AgentD / squashfs-tools-ng

A new set of tools and libraries for working with SquashFS images
Other
194 stars 30 forks source link

mksquashfs vs gensquashfs behavior difference with directories that contain more than 256 entries (but less than 65534) #112

Closed errge closed 3 months ago

errge commented 1 year ago

I'm not sure if this is a bug or not, but during some sysadmin work, while I was carefully changing stuff from mksquashfs to gensquashfs (and sqfsdiff'ing to see if I screwed up), I noticed that the two tools behave differently with directories that have more entries than 256.

This is easily seen from the source code too, the old-school mksquashfs creates LDIR directories from 257 files, while gensquashfs from (0xFFFF-2) = 65534 files.

Now, I'm not an expert on mksquashfs, so I don't know which behavior is correct, that's why I created this ticket to ask for information. As far as I can read the format specification, the non-extended directory should only have max 256 entries, but the kernel and all tools work fine with more entries, so I might be misreading the spec.

So my question is: if we want to have similar behavior, should we change gensquashfs to limit to 256, or mksquashfs to raise the limit to 65534, similarly to gensquashfs.

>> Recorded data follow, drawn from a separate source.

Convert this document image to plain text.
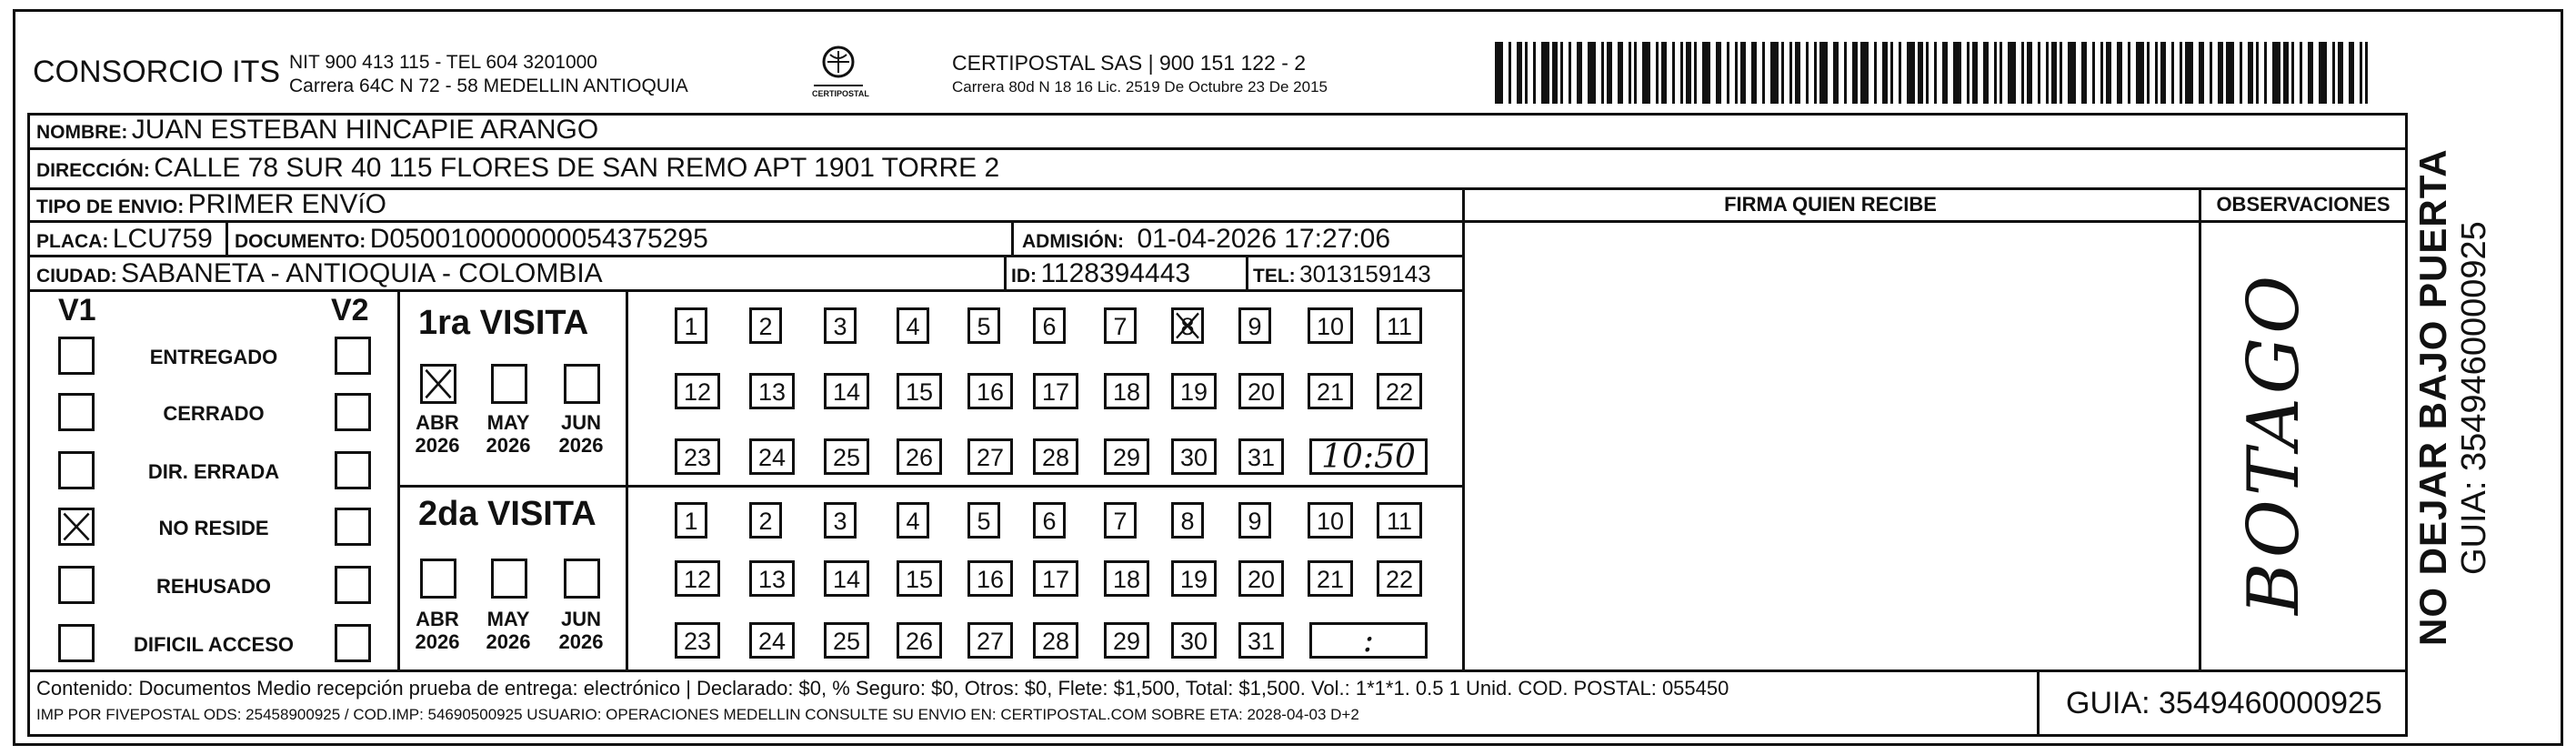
CONSORCIO ITS NIT 900 413 115 - TEL 604 3201000
Carrera 64C N 72 - 58 MEDELLIN ANTIOQUIA	CERTIPOSTAL
CERTIPOSTAL SAS | 900 151 122 - 2
Carrera 80d N 18 16 Lic. 2519 De Octubre 23 De 2015
NOMBRE: JUAN ESTEBAN HINCAPIE ARANGO
DIRECCIÓN: CALLE 78 SUR 40 115 FLORES DE SAN REMO APT 1901 TORRE 2
TIPO DE ENVIO: PRIMER ENVíO	FIRMA QUIEN RECIBE	OBSERVACIONES
PLACA: LCU759 DOCUMENTO: D050010000000054375295	ADMISIÓN: 01-04-2026 17:27:06
CIUDAD: SABANETA - ANTIOQUIA - COLOMBIA	ID: 1128394443	TEL: 3013159143
V1	V2
ENTREGADO
CERRADO
DIR. ERRADA
NO RESIDE
REHUSADO
DIFICIL ACCESO
1ra VISITA
ABR
2026
MAY
2026
JUN
2026
1	2	3	4	5	6	7	8	9	10	11
12	13	14	15	16	17	18	19	20	21	22
23	24	25	26	27	28	29	30	31	10:50
2da VISITA
ABR
2026
MAY
2026
JUN
2026
1	2	3	4	5	6	7	8	9	10	11
12	13	14	15	16	17	18	19	20	21	22
23	24	25	26	27	28	29	30	31	:
BOTAGO
Contenido: Documentos Medio recepción prueba de entrega: electrónico | Declarado: $0, % Seguro: $0, Otros: $0, Flete: $1,500, Total: $1,500. Vol.: 1*1*1. 0.5 1 Unid. COD. POSTAL: 055450
IMP POR FIVEPOSTAL ODS: 25458900925 / COD.IMP: 54690500925 USUARIO: OPERACIONES MEDELLIN CONSULTE SU ENVIO EN: CERTIPOSTAL.COM SOBRE ETA: 2028-04-03 D+2	GUIA: 3549460000925
NO DEJAR BAJO PUERTA GUIA: 3549460000925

If the answer is mksquashfs, then the patch would look like this in that git repo:

diff --git a/squashfs-tools/mksquashfs.c b/squashfs-tools/mksquashfs.c
index b3dd778..c887142 100644
--- a/squashfs-tools/mksquashfs.c
+++ b/squashfs-tools/mksquashfs.c
@@ -4293,7 +4293,7 @@ static void dir_scan6(struct dir_info *dir)
                        dir_scan6(dir_ent->dir);
        }

-       if((dir->count < 257 && byte_count < SQUASHFS_METADATA_SIZE))
+       if((dir->count <= (0xFFFF - 3) && byte_count < SQUASHFS_METADATA_SIZE))
                dir->dir_is_ldir = FALSE;
 }

Can you orient me regarding the part byte_count < SQUASHFS_METADATA_SIZE, this causes the mksquashfs tool to switch to ldir if the directory listing is more than 8192 bytes long, and I didn't find similar limit in the source code of gensquashfs. If I send a pull request to the mksquashfs guys, should I also remove this part in my patch or raise it to a higher number than this 8192 bytes (SQUASHFS_METADATA_SIZE).

Also, can you point out why limit was raised from 8 bits to 16 bits in the directory listing file count? Is this a change from squashfs3 to squashfs4, that the old mksquashfs just didn't caught up with so far? If yes, is this documented in some changelog somewhere? As far as I could go back in the history of gensquashfs from git, it was always 0xFFFF, even on 2019-05-01, when the project was created.

Sorry for spamming you to get info, but I researched this for a couple of hours, and I think I now reached the boundary, where it makes sense to steal a little bit of time from someone who is not completely new to this.

errge commented 1 year ago

On a related note: mksquashfs automatically links hard links together when ran on a directory (without description file), with gensquashfs this feature is not implemented.

Is this considered a valid feature request (automatic detection of hard links with -D), and should I open a ticket for it, or has it been decided, that this will not be implemented in the -ng toolset?

AgentD commented 1 year ago

Hi,

both directory indices and hard link detection were so far considered nice-to-have features and other things took precedence so far.

The basic infrastructure for directory indices was already there (emit a new record header every time a meta-block boundary is crossed, collect position/name data for the index), but unused.

The directory writer in libsquashfs was designed to use the smallest possible encoding for inodes and only pick extended ones if it is not possible to encode otherwise (e.g. directory > 64k, file offset > 4G, inode has xattrs).

Commit a90dfb17 makes some minor tweaks to use the same 256 entry threshold as mksquashfs and actually keep the index. I did some rudimentary testing with live DVD and router images I have sitting around.

With hard link detection currently still missing: The worst case so far are duplicated inodes and wasted time compressing. The de-duplication step catches files that have identical contents and merges them. So for hard linked files, there should right now only be one copy of the data and multiple inodes pointing to it.